En l'espèce, la lettre de licenciement adressée à M. [W] le 18 décembre 2017 mentionne :
« Monsieur,
Nous faisons suite à l'entretien préalable du 7 décembre 2017, au cours duquel vous étiez assisté de Monsieur [F] [K], et vous informons que nous avons le regret de vous notifier votre licenciement pour cause réelle et sérieuse.

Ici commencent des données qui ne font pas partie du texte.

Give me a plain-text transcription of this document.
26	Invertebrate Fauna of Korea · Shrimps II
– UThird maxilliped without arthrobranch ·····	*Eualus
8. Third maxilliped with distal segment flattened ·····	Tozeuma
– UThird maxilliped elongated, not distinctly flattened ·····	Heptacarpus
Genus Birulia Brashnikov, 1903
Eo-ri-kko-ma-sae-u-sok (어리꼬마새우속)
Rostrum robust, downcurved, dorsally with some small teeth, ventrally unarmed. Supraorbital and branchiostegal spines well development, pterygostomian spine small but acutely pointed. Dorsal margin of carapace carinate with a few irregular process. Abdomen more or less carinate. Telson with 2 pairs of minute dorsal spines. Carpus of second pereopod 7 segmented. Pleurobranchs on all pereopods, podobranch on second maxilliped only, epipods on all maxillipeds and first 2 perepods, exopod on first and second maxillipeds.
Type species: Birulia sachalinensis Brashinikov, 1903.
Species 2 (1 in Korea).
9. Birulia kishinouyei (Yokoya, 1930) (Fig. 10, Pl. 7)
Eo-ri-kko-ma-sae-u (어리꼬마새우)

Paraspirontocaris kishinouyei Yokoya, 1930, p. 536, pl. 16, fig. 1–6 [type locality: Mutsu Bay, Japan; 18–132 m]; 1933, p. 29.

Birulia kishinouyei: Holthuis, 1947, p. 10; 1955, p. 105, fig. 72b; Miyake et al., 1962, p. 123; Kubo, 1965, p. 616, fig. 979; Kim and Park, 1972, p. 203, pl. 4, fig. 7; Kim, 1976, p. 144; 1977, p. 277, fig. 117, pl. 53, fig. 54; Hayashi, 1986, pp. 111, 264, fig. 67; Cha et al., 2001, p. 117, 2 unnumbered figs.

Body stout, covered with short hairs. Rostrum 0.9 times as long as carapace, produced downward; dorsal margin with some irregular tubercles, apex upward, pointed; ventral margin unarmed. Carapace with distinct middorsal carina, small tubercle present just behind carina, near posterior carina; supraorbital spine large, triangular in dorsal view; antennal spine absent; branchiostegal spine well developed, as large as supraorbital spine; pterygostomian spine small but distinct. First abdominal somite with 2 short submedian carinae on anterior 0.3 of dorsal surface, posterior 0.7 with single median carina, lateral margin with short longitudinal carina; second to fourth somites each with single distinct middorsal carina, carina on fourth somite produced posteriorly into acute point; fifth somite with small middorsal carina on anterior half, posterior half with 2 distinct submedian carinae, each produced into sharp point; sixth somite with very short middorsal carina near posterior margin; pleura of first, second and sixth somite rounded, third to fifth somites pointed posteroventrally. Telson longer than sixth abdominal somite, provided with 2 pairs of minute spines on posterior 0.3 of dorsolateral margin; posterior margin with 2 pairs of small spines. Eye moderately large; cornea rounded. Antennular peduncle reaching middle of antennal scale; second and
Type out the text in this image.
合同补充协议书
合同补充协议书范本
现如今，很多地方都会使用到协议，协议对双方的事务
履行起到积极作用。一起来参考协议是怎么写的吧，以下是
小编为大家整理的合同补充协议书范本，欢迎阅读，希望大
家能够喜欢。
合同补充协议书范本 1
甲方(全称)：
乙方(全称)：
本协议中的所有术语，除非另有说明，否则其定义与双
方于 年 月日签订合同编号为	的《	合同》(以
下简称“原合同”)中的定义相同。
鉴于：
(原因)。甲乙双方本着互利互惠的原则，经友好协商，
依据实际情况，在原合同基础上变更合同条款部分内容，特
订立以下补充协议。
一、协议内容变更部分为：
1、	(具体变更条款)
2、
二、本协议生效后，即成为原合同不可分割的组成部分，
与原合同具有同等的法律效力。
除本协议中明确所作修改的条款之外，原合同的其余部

Cette décision est motivée par les faits suivants :
En votre qualité de Technicien-Magasinier, vous êtes notamment tenu de
- Analyser les besoins de réapprovisionnements selon les stocks de sécurité et paliers d'alerte,
- Réaliser l'inventaire du magasin et mettre à jour les indicateurs permettant l'optimisation des stocks,
- Saisir les bons d'entrée magasins (consommables, matériels et équipements) pour actualisation des stocks,
- Préparer les expéditions pour chantiers (suite demande conducteurs de travaux)',
- Enregistrer et préparer les bons d'approvisionnements émis par les conducteurs de travaux,
- Vérifier l'état de conformité des matériels avant envoi sur chantiers,
- Effectuer les retours chantiers, y compris entretien et réparer les petits matériels électriques.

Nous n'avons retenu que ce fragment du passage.